I’ve still never actually seen a holding cell because when I get to the brigade the man on duty
Outside the Mbessa Gendarmerie
brought the man out to meet me in the reception room. He looked fine, if a little shaken up, and reasonably happy to see me. He explained that he had been taken in because a child had gotten their leg caught in an animal trap he had set. I’m not sure if setting a trap of that sort is in and of itself illegal or the way or place he had done it was important and who knows if anyone could cite the law that had been broken, but none of that was all that important because what the Brigade Commander wanted above anything else was to have the victim’s father and the man who set the trap come to an agreement themselves over how to sort the situation out. Eventually, each party had an older family member present to argue (discuss?) their case and by the time I left (I couldn’t stay til the conclusion) it seemed like they were narrowing in on a figure that would cover the medical, travel, and some miscellaneous expenses.

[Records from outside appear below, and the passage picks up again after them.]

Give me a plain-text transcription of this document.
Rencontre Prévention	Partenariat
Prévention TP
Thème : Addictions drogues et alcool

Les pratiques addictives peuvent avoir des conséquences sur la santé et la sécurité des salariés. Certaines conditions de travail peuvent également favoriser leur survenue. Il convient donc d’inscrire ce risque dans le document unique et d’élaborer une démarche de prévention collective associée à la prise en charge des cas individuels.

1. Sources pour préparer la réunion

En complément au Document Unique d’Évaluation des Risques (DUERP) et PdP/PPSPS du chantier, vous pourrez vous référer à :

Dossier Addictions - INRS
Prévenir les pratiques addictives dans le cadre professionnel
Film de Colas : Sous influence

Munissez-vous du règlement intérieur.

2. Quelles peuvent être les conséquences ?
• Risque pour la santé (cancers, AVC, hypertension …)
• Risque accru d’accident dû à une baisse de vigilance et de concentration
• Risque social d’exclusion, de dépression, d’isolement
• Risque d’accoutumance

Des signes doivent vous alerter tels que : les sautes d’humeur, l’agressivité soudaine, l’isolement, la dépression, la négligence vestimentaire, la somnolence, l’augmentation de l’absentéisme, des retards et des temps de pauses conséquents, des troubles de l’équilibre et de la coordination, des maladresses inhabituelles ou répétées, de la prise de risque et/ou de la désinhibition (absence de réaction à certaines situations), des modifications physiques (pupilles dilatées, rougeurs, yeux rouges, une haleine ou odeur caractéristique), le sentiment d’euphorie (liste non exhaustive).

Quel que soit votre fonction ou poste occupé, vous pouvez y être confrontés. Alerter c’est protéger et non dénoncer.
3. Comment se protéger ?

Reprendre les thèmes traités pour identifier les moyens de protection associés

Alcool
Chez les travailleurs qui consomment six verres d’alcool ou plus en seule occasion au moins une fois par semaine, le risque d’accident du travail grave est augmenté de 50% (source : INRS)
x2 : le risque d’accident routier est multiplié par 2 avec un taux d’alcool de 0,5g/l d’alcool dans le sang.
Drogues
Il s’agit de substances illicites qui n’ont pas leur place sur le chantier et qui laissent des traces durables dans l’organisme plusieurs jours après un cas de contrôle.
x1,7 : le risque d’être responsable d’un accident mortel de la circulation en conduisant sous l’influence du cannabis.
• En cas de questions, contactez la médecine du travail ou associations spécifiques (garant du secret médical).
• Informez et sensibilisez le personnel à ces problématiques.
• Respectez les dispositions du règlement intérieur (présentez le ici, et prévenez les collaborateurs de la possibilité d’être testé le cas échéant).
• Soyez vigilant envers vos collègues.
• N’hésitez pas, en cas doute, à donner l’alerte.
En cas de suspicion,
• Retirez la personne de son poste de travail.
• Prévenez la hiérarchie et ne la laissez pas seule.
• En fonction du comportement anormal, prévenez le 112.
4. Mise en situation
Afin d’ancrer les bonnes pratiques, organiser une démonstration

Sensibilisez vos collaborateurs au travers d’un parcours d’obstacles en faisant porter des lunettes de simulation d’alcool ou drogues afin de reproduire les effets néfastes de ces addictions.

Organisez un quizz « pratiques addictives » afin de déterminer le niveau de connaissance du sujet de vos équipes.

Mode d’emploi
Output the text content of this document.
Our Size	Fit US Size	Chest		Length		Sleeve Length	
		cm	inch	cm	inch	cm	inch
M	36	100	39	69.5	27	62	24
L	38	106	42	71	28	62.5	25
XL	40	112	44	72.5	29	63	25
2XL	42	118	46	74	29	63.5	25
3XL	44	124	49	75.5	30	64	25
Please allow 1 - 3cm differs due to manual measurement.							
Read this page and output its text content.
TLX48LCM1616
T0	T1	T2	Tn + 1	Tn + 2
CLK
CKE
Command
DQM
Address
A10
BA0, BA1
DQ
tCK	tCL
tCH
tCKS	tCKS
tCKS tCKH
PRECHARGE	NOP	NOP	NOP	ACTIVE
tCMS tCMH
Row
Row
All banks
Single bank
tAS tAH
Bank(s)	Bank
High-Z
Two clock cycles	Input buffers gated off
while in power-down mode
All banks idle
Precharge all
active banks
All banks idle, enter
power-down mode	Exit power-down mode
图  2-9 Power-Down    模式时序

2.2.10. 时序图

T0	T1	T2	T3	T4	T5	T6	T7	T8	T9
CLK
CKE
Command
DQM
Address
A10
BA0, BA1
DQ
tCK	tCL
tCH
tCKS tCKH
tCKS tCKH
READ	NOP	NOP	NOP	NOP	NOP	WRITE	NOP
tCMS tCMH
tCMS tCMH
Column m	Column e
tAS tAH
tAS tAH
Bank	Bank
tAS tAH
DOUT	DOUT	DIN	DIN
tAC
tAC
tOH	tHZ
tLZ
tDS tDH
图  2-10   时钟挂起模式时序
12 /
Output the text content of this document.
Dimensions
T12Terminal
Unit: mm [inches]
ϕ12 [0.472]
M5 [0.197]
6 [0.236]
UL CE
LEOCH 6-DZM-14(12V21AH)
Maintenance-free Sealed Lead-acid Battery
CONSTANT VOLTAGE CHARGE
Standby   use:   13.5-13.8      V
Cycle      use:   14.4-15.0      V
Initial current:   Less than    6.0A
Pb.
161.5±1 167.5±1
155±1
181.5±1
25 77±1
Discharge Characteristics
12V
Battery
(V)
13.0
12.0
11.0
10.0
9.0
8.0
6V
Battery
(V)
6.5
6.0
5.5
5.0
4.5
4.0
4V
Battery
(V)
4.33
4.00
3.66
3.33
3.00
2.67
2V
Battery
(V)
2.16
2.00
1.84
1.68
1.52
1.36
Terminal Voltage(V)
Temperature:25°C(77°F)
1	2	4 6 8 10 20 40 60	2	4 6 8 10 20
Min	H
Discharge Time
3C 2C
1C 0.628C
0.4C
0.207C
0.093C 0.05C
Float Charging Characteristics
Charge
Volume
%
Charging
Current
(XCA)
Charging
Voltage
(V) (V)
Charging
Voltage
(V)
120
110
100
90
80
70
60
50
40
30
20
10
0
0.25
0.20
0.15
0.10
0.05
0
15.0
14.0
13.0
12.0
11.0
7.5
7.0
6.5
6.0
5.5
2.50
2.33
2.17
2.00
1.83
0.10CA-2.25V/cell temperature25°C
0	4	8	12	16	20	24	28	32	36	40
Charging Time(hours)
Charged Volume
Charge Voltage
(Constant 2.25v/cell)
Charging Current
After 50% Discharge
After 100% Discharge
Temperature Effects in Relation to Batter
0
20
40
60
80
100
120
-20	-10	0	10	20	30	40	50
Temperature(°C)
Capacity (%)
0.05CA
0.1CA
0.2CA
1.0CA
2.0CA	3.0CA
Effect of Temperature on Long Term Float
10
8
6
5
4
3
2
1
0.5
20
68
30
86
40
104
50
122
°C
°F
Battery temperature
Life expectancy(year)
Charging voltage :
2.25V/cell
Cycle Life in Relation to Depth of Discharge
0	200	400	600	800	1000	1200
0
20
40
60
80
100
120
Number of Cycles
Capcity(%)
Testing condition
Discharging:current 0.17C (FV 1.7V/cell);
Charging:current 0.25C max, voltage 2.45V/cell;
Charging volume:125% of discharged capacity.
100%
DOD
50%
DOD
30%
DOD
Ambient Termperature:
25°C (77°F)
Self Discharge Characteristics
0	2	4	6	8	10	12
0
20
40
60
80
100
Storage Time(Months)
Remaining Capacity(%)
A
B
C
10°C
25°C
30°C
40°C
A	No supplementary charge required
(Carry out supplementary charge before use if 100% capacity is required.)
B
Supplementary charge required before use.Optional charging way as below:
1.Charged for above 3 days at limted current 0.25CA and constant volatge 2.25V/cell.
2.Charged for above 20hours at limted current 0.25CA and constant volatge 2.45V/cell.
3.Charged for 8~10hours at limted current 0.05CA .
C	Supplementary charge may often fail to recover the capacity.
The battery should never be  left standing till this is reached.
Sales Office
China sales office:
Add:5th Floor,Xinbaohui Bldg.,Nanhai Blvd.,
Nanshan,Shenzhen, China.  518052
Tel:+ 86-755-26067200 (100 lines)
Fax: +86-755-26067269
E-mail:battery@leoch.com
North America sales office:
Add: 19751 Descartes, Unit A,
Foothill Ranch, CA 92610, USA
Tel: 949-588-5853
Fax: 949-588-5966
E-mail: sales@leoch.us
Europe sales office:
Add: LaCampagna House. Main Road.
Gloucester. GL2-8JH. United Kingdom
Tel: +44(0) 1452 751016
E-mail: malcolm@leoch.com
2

Informal/traditional justice like this is pretty normal around here and even the secular authorities will commonly defer to it. The gendarmes did charge the man a small fee or penalty (they kept calling it bail, but after I asked a few questions it was made pretty clear that he would never see that money again and they refused to give a receipt for it), so they aren’t completely out of the game, but otherwise they were just present to act as mediators between the parties. So score one for the Cameroon government I guess...it feels weird to be writing a mostly positive article on this topic.

* For those who, like me, are constantly concerned about the ravages of erosion on a sloping landscape like Oku or Mbessa’s, we did reschedule a time to make those grass bunds for next Wednesday, so have no fear.